Today’s weddings are only a meager part of the range of Armenian traditions, said ethnographer Rafayel Nahapetyan at a press conference today, adding that many traditions have been upheld in Armenia’s villages. Fortunately they’re preserved, the tradition-loving ethnographer made a point of saying.

“Recently, I was the best man at a wedding in Idjevan, where while getting the bride from her paternal [family] home, the bride’s brothers had blocked the road with tractors and cars and were asking for money. This is a centuries-old Armenian wedding tradition, which is very beautiful. And why shouldn’t this tradition be followed? It strengthens the friendship between the in-laws,” said Nahapetyan. 

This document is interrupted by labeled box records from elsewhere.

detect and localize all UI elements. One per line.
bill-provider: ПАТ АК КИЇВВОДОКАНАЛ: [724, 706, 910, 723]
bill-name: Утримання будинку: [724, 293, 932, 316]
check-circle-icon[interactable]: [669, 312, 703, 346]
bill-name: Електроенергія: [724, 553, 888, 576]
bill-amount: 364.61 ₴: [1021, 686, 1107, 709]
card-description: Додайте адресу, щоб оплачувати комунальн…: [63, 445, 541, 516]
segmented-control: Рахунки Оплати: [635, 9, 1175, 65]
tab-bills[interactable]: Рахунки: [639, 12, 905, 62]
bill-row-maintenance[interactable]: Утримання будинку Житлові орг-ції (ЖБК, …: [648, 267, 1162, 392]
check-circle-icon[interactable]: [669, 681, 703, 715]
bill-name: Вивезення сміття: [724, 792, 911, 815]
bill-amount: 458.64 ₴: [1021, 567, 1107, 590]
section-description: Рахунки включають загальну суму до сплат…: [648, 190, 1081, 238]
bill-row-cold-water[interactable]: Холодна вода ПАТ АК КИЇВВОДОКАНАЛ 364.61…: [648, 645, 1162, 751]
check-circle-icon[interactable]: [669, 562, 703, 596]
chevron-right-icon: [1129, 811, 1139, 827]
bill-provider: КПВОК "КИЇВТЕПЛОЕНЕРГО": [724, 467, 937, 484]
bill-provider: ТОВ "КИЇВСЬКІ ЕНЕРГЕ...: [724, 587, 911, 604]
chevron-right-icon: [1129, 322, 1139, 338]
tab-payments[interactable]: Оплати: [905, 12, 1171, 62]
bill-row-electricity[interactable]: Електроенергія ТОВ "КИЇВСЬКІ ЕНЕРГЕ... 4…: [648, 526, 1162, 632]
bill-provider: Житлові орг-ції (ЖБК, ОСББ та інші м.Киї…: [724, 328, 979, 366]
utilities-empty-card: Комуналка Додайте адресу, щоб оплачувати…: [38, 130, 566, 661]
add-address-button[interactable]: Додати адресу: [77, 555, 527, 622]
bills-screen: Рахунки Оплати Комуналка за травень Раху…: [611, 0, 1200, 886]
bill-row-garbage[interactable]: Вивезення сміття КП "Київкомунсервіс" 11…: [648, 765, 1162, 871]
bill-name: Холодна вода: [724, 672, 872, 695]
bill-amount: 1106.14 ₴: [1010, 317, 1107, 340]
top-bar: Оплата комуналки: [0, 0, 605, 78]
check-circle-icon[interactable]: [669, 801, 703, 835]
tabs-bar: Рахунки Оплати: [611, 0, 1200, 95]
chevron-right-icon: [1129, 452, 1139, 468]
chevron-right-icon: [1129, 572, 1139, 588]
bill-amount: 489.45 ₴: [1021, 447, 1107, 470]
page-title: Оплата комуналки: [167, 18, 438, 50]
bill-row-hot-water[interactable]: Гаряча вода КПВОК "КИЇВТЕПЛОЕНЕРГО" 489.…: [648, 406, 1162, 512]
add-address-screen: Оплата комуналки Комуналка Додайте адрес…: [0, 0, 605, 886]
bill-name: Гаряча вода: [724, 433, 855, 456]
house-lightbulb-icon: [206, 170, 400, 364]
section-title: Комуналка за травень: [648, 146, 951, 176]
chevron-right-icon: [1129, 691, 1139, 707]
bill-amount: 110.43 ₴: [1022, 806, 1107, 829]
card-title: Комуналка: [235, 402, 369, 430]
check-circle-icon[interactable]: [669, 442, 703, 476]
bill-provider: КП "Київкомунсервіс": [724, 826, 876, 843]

“A dowry’s also quite right; it’s quite consistent with our reality: with it, a father economically improves her daughter’s situation,” he said, informing journalists that the dowry was formed when society moved to private property ownership. 

“But now, right away, on the day of the wedding, they give the girl a house key. But shouldn’t a bride come, enter into her husband’s hearth [home], learn to love her husband’s parents as her own. My daughters-in-law, until they didn’t have 2 children in my home, I didn’t permit them to live separately,” explained Nahapetyan proudly. 

He also added that Armenian historians bypassed the subject of wedding ceremonies in Armenian historiography; they didn’t give the subject significance. 

“Only to make comparisons with the traditions of other countries were many unconnected records made, with which we are informed that Armenian historians judge love-based marriages and divorces, considering them not in line with Christian morals,” he said.